The recent shift in government funding allocations towards STEM-based subjects in higher education teaching funding is a significant development.
It undoubtedly brings many positives, but it also raises some worrying issues around the understanding of the value of arts and humanities subjects.
Choice and transferability
Universities are continually asked by parents and prospective students about the value of an arts-based education. Now that the government appears to be doing the same, we have an even bigger challenge in demonstrating how important it is that these subjects are represented.
It is universally acknowledged by employers that arts-based subjects provide graduates with a range of highly valuable and transferable skills, which are likely to become even more important as technology, automation, and artificial intelligence start to further reshape more traditional professions.
We also need to remember that STEM disciplines are embedded in many arts and humanities subjects – which is certainly the case here at the University of York. The strength of the creative industries in the UK increasingly derives from the interface between STEM and the creativity nurtured in the traditional arts and humanities.
For example, we have archaeologists working with SMEs on the production of new immersive and interactive technologies, to develop innovative ways of storytelling and inform urban regeneration projects. In history, we have research providing insights into the medical profession on the long-term impacts of reconstructive surgery, as well as work on medieval manuscripts in collaboration with neuroscientists and electronic engineers to better understand degenerative disease.
Learning between disciplines
This type of creative thinking is only achieved through strong interdisciplinary collaboration and understanding; and our students need to learn from people who drive these kinds of innovative interactions.
According to the World Economic Forum Future of Jobs Report 2020, employers see critical thinking and analysis, as well as problem-solving and skills in self-management, resilience, stress tolerance and flexibility as the most important skills in employees – skills nurtured across arts and humanities degree programmes.
However, it seems that the Westminster government’s agenda is to shift what remains of public funding for tuition to more technical provision. Gavin Williamson recently said
We have to end the focus on qualifications for qualifications sake … we need a much stronger alignment with the economic and societal needs of the nation.
This is chilling – and it demonstrates a lack of understanding for how arts and humanities degrees operate, and of the kinds of people who have obtained these degrees and then gone on to revolutionise practices and thinking that have improved people’s lives around the world.
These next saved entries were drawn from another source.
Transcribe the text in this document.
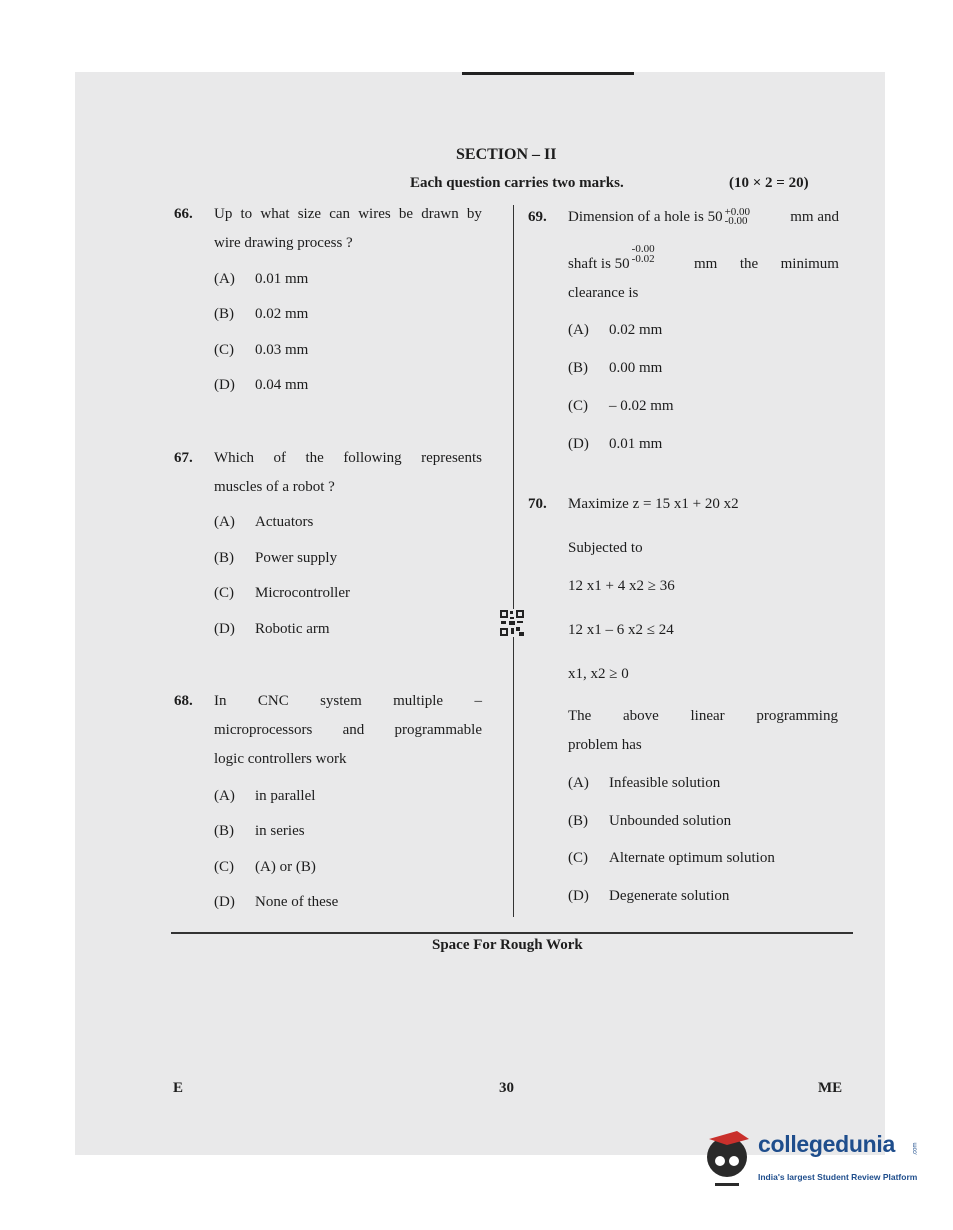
SECTION – II
Each question carries two marks.	(10 × 2 = 20)
66. Up to what size can wires be drawn by
wire drawing process ?
(A) 0.01 mm
(B) 0.02 mm
(C) 0.03 mm
(D) 0.04 mm
67. Which of the following represents
muscles of a robot ?
(A) Actuators
(B) Power supply
(C) Microcontroller
(D) Robotic arm
68. In CNC system multiple –
microprocessors and programmable
logic controllers work
(A) in parallel
(B) in series
(C) (A) or (B)
(D) None of these
69. Dimension of a hole is 50 +0.00
-0.00	mm and
shaft is 50
-0.00
-0.02	mm the minimum
clearance is
(A) 0.02 mm
(B) 0.00 mm
(C) – 0.02 mm
(D) 0.01 mm
70. Maximize z = 15 x1 + 20 x2
Subjected to
12 x1 + 4 x2 ≥ 36
12 x1 – 6 x2 ≤ 24
x1, x2 ≥ 0
The above linear programming
problem has
(A) Infeasible solution
(B) Unbounded solution
(C) Alternate optimum solution
(D) Degenerate solution
Space For Rough Work
E	30	ME
collegedunia	.com
India's largest Student Review Platform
Arts and humanities lead the world
Sarah Wojcicki, one of the most powerful women in the digital world (who was instrumental in the birth of Google and is the current CEO of YouTube), has a history and literature degree. Stewart Butterfield, the founder of the communications channel Slack, is a philosophy graduate. Will Dixon, Head of Future Networks & Technology at the World Economic Forum, is a York history graduate. And Michelle Donelan, Minister of State of Universities is a York History and Politics graduate.
Linking science and technology with humanities and creativity is what makes the UK’s creative industries so strong – if we want a “global Britain” this is one of the fields where we have a comparative advantage. We need to build on this interface – not pull it apart – and in doing so we can create a stronger platform from which to achieve our ambition of being a global technology superpower.